KENYA

UN launches human rights initiative in universities

Kenyan universities will start teaching human rights to arts students, in an initiative spearheaded by the United Nations Office of the High Commissioner for Human Rights, or OHCHR.

Five universities will be selected later this year to pilot the project, in which arts students will take a unit on the subject.

Already the faculty of arts at Egerton University has signed a memorandum of understanding with the UN Office for the Coordination of Humanitarian Affairs in Nairobi, and will commence teaching human rights early next year.

The purpose of the project is to contribute to improved knowledge of human rights and to encourage its integration into professional and personal behaviour and practice.

Currently in Kenya, only law students study human rights, and only those majoring in human rights law get in-depth knowledge. Growing understanding of rights is considered urgent in a country that in 2007-08 experienced deadly post-election ethnic conflict.

A human rights institute operated by the NGO the Kenya Human Rights Commission also teaches the subject at postgraduate level offering diplomas. But it is often plagued by lack of funding and personnel to teach the mainly civil society workers it targets.

The new higher education initiative will not only improve human rights understanding among many more undergraduates, but will also help many graduates in the job market because Kenya has a flourishing civil society sector advocating rights, and a progressive constitution with an elaborate bill of rights at its core.

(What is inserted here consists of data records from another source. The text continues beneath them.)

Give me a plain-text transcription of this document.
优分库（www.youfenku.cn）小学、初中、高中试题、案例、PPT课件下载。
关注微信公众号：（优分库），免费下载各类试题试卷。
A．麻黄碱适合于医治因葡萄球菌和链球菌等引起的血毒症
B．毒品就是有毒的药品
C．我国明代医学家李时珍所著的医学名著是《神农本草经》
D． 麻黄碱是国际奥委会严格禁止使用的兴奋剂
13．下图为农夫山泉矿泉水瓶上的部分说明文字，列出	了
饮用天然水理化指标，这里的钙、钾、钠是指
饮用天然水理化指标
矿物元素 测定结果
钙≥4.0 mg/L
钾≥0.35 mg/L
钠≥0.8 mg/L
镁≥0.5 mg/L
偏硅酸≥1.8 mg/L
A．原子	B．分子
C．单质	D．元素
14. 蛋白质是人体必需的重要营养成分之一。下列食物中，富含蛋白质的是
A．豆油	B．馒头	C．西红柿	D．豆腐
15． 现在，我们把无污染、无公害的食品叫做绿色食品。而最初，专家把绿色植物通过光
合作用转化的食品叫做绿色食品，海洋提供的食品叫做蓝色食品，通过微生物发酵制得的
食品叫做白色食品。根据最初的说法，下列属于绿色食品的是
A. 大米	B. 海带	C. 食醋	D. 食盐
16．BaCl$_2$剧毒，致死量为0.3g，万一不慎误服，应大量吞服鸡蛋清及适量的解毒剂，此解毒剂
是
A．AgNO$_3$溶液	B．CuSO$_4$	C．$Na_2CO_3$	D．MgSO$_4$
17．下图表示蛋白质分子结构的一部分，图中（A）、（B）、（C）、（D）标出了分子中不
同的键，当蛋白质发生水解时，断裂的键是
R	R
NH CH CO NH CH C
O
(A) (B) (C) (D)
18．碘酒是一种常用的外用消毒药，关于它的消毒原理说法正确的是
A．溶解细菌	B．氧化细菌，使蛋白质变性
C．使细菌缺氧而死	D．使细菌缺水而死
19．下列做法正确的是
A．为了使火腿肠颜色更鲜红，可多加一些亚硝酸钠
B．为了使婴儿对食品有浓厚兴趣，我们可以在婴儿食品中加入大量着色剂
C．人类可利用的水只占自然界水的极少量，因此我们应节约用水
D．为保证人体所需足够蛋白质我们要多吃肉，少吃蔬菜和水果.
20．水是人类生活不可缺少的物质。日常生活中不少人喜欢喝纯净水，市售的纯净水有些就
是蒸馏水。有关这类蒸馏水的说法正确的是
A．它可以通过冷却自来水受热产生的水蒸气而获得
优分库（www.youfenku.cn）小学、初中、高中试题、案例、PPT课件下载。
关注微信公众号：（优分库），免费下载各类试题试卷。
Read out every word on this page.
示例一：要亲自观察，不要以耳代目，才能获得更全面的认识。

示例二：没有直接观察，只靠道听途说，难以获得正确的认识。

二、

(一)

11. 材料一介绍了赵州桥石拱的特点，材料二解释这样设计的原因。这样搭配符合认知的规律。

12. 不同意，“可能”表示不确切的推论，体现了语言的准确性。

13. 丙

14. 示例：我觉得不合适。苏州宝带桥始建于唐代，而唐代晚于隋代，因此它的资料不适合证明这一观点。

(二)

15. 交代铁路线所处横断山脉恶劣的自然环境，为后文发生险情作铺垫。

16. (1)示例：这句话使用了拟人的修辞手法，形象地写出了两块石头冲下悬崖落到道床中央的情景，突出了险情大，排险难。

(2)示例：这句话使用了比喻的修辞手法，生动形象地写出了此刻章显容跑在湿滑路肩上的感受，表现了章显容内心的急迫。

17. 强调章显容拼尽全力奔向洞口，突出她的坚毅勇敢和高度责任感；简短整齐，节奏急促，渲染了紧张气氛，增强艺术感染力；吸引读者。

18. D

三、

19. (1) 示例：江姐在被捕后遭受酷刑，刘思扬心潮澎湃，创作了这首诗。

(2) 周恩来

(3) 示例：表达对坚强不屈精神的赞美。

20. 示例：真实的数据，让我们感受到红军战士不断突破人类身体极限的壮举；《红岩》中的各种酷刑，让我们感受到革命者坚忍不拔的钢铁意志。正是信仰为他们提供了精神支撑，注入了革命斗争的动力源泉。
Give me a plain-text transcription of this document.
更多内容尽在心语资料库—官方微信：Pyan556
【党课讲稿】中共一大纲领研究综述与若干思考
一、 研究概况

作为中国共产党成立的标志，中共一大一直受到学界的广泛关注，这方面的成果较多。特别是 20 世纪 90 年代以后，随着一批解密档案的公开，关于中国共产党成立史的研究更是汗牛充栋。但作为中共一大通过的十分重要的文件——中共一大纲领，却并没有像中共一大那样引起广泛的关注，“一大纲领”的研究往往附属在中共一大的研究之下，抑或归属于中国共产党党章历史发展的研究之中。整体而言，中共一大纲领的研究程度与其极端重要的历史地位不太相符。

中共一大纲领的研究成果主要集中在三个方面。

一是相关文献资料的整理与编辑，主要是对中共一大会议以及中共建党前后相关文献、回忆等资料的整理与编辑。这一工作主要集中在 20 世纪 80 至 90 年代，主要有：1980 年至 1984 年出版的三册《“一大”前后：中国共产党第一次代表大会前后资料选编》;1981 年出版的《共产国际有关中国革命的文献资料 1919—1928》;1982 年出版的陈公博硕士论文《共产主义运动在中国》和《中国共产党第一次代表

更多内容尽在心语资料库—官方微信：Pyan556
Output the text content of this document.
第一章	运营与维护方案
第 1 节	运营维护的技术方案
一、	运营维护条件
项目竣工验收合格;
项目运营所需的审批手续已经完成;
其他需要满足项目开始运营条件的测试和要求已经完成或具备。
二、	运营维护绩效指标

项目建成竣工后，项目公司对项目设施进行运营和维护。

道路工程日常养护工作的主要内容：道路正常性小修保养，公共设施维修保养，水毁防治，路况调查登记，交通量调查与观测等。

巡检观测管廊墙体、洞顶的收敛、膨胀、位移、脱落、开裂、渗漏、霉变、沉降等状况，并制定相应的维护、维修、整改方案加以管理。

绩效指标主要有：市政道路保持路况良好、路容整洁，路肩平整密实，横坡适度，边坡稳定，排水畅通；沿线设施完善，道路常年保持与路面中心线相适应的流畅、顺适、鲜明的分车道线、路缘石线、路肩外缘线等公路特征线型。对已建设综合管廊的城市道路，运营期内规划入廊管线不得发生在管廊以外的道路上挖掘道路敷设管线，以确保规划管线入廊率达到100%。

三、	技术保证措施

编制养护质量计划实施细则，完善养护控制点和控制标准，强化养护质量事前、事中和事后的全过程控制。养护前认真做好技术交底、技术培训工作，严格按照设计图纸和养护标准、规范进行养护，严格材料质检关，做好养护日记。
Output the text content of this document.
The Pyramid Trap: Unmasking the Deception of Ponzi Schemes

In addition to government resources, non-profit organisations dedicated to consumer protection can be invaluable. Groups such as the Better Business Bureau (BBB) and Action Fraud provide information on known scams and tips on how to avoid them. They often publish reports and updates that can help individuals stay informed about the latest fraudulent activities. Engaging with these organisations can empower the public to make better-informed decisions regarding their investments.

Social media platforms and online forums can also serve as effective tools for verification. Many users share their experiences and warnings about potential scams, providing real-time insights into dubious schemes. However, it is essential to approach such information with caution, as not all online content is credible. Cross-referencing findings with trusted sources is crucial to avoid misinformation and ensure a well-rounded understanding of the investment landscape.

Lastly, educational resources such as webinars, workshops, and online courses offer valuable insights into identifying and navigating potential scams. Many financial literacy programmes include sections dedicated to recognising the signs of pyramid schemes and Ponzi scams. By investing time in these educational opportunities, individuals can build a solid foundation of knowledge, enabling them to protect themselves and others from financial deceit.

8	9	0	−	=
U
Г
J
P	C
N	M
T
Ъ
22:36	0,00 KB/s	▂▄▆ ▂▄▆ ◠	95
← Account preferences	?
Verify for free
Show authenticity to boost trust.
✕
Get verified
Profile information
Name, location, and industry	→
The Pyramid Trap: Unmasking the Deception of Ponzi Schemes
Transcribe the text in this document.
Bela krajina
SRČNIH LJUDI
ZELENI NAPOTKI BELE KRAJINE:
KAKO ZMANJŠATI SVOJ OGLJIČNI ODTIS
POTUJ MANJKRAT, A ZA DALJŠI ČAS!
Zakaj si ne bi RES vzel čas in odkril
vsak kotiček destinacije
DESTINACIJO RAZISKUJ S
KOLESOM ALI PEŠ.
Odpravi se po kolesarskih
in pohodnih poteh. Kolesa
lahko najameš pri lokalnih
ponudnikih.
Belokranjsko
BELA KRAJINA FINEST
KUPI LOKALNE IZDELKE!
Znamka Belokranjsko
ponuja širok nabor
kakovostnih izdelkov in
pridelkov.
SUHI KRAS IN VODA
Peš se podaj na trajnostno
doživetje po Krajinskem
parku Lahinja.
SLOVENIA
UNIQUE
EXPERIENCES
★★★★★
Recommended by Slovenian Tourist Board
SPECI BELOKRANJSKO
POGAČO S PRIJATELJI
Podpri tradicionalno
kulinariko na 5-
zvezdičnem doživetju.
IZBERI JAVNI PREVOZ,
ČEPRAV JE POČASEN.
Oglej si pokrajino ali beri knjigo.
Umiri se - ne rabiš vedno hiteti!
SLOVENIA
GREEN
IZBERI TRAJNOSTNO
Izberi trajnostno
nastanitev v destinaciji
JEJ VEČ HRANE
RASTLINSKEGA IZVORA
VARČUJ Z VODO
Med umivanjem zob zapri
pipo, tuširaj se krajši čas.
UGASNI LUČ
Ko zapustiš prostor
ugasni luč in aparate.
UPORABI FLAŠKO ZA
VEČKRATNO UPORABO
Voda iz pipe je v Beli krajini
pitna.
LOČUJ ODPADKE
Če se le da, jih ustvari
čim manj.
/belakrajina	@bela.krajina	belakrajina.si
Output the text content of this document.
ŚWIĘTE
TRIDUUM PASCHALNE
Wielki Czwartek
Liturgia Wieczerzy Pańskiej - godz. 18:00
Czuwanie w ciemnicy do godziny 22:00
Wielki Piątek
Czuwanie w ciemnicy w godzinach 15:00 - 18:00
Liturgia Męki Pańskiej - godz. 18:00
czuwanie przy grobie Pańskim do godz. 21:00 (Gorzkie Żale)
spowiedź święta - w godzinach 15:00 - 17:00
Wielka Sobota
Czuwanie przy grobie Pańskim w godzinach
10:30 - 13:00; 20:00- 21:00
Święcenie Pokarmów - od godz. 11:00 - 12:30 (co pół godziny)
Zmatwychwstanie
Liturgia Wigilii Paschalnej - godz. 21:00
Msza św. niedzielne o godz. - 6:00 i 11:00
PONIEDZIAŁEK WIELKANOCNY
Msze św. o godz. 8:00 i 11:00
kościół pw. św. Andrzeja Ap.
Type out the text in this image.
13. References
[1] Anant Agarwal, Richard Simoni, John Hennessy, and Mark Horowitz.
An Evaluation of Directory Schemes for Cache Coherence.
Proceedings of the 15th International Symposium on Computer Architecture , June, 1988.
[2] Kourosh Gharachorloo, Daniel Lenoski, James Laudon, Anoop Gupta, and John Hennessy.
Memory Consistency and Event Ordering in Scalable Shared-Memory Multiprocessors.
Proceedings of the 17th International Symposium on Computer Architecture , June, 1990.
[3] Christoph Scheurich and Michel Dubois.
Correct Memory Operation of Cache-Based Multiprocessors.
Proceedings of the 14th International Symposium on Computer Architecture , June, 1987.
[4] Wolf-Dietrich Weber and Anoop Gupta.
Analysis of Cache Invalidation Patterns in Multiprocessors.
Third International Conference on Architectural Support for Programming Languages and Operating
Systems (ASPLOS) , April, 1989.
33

“The initial pilot phase will be launched in five universities as a common core course at the faculty level,” said Uchenna Emelonye, the OHCHR representative to Kenya. “Thereafter we shall endeavour to make the course common at university level.

“Depending on the readiness of the pilot universities, we expect to roll out the course next academic year – September 2012 – or any other time convenient to universities,” he told University World News.

The decision to teach human rights, he added, was in line with a UN declaration stressing the importance of human rights education.

In December 2004 the UN General Assembly proclaimed the World Programme for Human Rights Education. In its second phase, from 2010-14, the programme is focusing in particular on introducing human rights education into higher education, as well as among teachers, civil servants, law enforcement officials and military personnel.

The subject of human rights is multidisciplinary in nature, applies to different aspects of life and can be taught with flexibility. As such, higher education institutions should have no difficulties accommodating it in their curriculum, Emelonye said.

A curriculum development conference with representatives from academia, the UN, the judiciary, lawyers, civil society and public institutions will be held later this year.

“Thereafter OHCHR will support national stakeholders in drafting the human rights curriculum for undergraduate studies in Kenya”, Emelonye told World University News.

Once a curriculum is in place, lecturers selected by universities will be trained by the UN office on all aspects of the subject including methodology, scope and context. The curriculum will be freely available to all Kenyan universities interested in teaching the subject.